Nepal instated a new constitution Sunday. My immediate response upon hearing this was delight; this constitution promises to enforce secularism and democracy, while simultaneously protecting religion when needed. After years of political unrest, interim constitutions and monarchies, this seemed like good news. But was I right in my assumption?
In Nepal, this constitution has been met with raucous protests that have led to more than 40 deaths. The constitution seems like it is in accordance with modern movements. After all, it is more defensive of human rights and is believed to be the step needed by Nepal to move forward economically. Yet it is flawed.
Ethnic groups, such as the Madhesi and Tharu people, say they will not be properly represented and provided for upon the adoption of this new constitution.
When some problems are solved, others inevitably arise, and that is a constant occurrence in all countries. Unsurprisingly, whenever a country chooses to change its laws and policies there is almost always a backlash. In the case of Nepal, some citizens’ frustrations are valid. Furthermore, the protesters also seem to be receiving support from India. Often times the complaints in other countries are also valid, but sometimes there is a backlash simply because people think there should be. Are people that afraid of change?
In contrast, people often claim to need change. Most of the people reading this moved from high school to college. Even historically, most of our ancestors were nomadic and therefore were constantly changing aspects their lifestyles. However, the unifying element for citizens in a country is the country itself. It is the same country in which their grandparents and great-grandparents grew up. And because of citizens’ personal attachments to their country, they learn to adapt to life amid the changes. A leading government chooses to address what it perceives as prevalent issues in their country regardless of individual citizen needs. Those who obey these changes must come to the realization that the home and comfortable lives they have built for themselves might improve, or shatter completely.
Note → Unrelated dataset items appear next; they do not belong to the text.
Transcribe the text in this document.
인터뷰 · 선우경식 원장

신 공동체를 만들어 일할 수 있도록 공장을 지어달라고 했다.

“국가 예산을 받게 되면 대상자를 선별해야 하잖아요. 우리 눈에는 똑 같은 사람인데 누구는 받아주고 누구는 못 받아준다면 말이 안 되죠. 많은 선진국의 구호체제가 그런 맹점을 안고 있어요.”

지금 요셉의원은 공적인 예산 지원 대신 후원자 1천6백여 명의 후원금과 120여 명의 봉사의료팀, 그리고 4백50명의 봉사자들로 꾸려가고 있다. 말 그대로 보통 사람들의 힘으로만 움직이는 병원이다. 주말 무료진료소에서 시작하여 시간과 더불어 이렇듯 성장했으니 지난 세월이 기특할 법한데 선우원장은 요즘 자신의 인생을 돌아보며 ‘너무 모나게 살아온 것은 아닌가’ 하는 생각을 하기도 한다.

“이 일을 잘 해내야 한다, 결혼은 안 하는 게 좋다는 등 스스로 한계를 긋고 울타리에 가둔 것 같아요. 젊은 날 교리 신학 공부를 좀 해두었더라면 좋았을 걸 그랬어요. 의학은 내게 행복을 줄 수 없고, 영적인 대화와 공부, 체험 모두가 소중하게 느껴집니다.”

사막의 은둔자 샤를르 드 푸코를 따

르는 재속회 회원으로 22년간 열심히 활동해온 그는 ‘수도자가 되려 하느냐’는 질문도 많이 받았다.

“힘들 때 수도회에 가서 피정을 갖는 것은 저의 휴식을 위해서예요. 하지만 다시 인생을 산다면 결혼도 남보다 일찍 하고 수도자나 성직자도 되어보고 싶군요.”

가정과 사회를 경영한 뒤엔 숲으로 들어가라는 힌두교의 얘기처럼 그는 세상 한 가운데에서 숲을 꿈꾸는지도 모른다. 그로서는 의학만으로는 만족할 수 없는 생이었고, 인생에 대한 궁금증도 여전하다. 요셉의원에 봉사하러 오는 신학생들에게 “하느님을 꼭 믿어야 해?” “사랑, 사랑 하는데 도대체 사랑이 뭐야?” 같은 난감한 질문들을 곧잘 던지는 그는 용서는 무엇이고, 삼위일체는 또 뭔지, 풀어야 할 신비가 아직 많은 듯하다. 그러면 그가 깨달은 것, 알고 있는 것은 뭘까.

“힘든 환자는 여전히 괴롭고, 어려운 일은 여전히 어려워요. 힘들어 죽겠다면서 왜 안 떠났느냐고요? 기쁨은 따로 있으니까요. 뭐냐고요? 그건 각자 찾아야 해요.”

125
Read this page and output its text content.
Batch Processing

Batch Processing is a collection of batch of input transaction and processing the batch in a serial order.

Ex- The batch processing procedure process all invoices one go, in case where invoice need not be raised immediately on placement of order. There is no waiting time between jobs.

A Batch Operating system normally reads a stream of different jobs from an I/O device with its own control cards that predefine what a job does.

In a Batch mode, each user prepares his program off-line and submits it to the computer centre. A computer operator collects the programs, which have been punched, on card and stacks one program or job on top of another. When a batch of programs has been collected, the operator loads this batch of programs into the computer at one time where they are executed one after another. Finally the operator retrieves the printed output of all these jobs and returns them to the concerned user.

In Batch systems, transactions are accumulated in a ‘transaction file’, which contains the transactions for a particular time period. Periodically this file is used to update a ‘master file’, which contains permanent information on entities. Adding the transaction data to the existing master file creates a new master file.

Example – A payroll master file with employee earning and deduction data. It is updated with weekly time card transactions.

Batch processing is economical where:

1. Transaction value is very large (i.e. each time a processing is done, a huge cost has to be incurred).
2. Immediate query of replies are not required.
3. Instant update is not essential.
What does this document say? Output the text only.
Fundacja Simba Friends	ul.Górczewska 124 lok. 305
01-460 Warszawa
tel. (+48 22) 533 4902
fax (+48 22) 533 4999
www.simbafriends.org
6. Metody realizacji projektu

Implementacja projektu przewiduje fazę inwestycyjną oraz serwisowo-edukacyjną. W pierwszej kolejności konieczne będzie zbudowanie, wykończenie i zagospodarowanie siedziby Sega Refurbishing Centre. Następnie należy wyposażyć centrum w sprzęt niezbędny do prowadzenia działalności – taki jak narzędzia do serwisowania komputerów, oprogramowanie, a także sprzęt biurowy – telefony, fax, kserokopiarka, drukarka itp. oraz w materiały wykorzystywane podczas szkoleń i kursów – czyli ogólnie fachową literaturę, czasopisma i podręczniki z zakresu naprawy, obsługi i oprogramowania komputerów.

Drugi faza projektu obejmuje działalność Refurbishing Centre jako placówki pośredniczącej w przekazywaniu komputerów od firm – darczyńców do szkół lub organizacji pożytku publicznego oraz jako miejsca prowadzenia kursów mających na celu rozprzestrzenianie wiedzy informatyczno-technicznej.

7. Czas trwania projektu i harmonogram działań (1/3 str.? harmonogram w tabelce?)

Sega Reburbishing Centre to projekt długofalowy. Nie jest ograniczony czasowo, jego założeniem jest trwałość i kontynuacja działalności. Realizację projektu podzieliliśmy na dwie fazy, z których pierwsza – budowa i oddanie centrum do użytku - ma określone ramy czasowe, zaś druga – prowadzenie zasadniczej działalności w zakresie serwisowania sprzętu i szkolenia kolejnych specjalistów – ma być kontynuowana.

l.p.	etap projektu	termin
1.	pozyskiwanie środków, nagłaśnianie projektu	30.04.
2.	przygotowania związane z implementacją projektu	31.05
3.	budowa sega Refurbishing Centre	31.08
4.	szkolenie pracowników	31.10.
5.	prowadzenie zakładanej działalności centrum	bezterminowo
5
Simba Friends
In the case of Nepal, change is one of the only constants it has experienced in many years. Naturally, their concerns and complaints are more than legitimate because they are rooted in reality. To be able to make Nepal the progressive and global entity it wants to be, the government needs to realize that change must be gradual. It has to take into consideration the constant state of limbo that Nepalese citizens have been enduring for so many years. Thankfully, the political leaders are willing to consider changes in political borders, which would be one step towards easing the tension in the country right now.
Was I right to be so delighted in Nepal’s new constitution? Perhaps it does not matter because I can only see Nepal as an outsider. Because I have not experienced — nor do I even have knowledge of — the complicated events that have shaped Nepal’s history, I will naively assume that this constitution will work. I hope this constitution reflects its constituents and improves the quality of life in Nepal.